Former Vice President Joe Biden on Thursday reversed his long-standing support for the Hyde Amendment, a decades-old ban on federal funding for abortions. Biden announced his policy shift at a fundraiser in Atlanta.
Joe Biden: “For many years as U.S. senator, I have supported the Hyde Amendment, like many, many others have, because there was sufficient moneys and circumstances where women were able to exercise that right—women of color, poor women, women who were not able to have access. And it was—it was not under attack as it was then—as it is now. But circumstances have changed.”
Biden’s reversal came during the same week that his campaign affirmed his support for the Hyde Amendment’s ban on federal funding for abortions. That set off a wave of criticism from grassroots Democrats, women’s rights groups and most of Biden’s rivals for the 2020 nomination.
Former New York City prosecutor Linda Fairstein has stepped down from Vassar College’s board of trustees and from the boards of a pair of nonprofits, amid growing outrage over her role in the case of the Central Park Five. In 1989, five teenagers of color from Harlem were wrongfully accused and convicted on charges of gang rape, based largely on Fairstein’s work as head of the Sex Crimes Unit for the Manhattan District Attorney’s Office. The five spent years in prison before the real perpetrator confessed in 2002. The case drew renewed attention after the recent premiere of the Netflix miniseries about the Central Park Five. After headlines, we’ll spend the rest of the hour with Ava Duvernay, director of “When They See Us.”
A New York Police Department disciplinary hearing wrapped up Thursday for Daniel Pantaleo, a white police officer who killed unarmed African American Eric Garner in 2014 by putting him in a chokehold and refusing to let go even as Garner repeatedly gasped “I can’t breathe.” Pantaleo never faced criminal prosecution, after a grand jury decided not to indict him. He has remained on the police force but could lose his job and pension if found guilty of violating NYPD procedures. A presiding judge will send a recommendation about Pantaleo’s fate to Police Commissioner James O’Neill in the coming weeks. Eric Garner’s mother, Gwen Carr, called Thursday for all the officers present at her son’s killing to be fired.
Meanwhile, the NYPD has apologized for the first time for its raid a half-century ago on the Stonewall Inn, a gay- and trans-friendly bar in Manhattan’s Greenwich Village. In June of 1969, the inn was the site of a violent police raid that triggered an uprising and helped launch the modern-day LGBTQ rights movement. On Thursday, NYPD Commissioner James O’Neill made the apology during a press briefing on public safety for Pride Month events.
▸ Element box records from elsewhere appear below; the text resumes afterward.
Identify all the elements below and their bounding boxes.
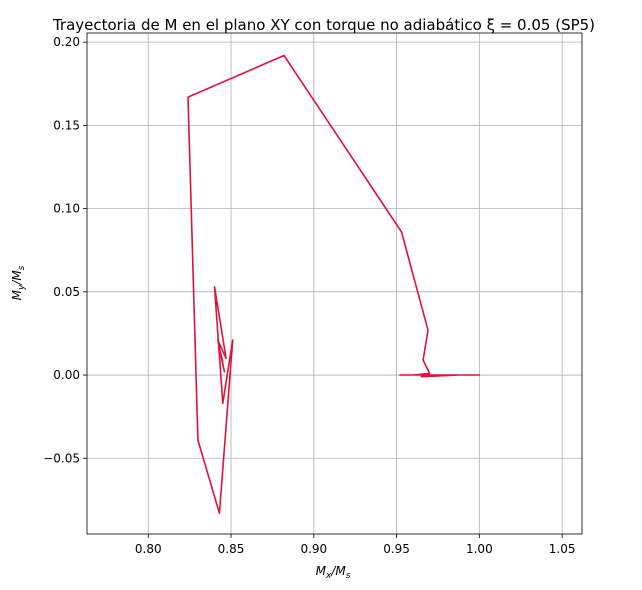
y-tick-label: −0.05 [43, 451, 80, 465]
chart-title: Trayectoria de M en el plano XY con torq… [52, 16, 595, 34]
series-layer [187, 54, 481, 515]
grid [87, 33, 582, 534]
y-axis-label: My/Ms [10, 265, 27, 300]
y-tick-label: 0.15 [53, 118, 80, 132]
y-tick-label: 0.05 [53, 285, 80, 299]
y-tick-label: 0.10 [53, 202, 80, 216]
x-tick-label: 0.85 [218, 542, 245, 556]
x-tick-label: 1.00 [466, 542, 493, 556]
x-tick-label: 0.95 [383, 542, 410, 556]
y-tick-label: 0.20 [53, 35, 80, 49]
y-tick-label: 0.00 [53, 368, 80, 382]
plot-area-frame [86, 32, 583, 535]
axis-ticks: 0.80 0.85 0.90 0.95 1.00 1.05 −0.05 0.00 0.05 0.1… [43, 35, 575, 556]
trajectory-line [187, 54, 481, 515]
x-tick-label: 0.80 [135, 542, 162, 556]
x-tick-label: 0.90 [300, 542, 327, 556]
x-tick-label: 1.05 [549, 542, 576, 556]
x-axis-label: Mx/Ms [316, 564, 351, 581]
Commissioner James O’Neill: “The actions taken by the NYPD were wrong—plain and simple. The actions and the laws were discriminatory and oppressive. And for that, I apologize.”
Washington state’s Supreme Court ruled Thursday against a florist who refused to provide floral arrangements for the wedding of a same-sex couple, ruling the business owner broke the state’s consumer protection and anti-discrimination laws. The ruling came almost exactly one year after the U.S. Supreme Court ruled in favor of Colorado baker Jack Phillips, who refused to make a wedding cake for a gay couple, citing his religious opposition.
In Las Vegas, an animal rights activist rushed the stage at a space technology conference Thursday to confront Amazon CEO Jeff Bezos over conditions at chicken farms that supply meat to Whole Foods and other Amazon grocery brands. The activist, Priya Sawhney, was quickly forced off the stage as she told the world’s richest man to stand up for the rights of animals. Sawhney is co-founder of the group Direct Action Everywhere, whose members work to directly rescue animals from factory farms and slaughterhouses. She was arrested in September at a protest against animal cruelty at the largest organic poultry producer in the U.S. and faces up to a decade in prison. Click here to see our interview with Priya Sawhney.
And legendary New Orleans musician Dr. John died Thursday of a heart attack. He was 77 years old. Dr. John won six Grammy Awards in a decades-long career that saw him produce at least three dozen albums fusing blues, boogie, funk and jazz—a flamboyant sound that embodied New Orleans’s diverse music scene. After Hurricane Katrina devastated New Orleans in 2005, Dr. John headlined a series of benefit concerts. In 2010, he was active in the campaign to hold BP accountable for the Deepwater Horizon oil disaster off the Louisiana coast.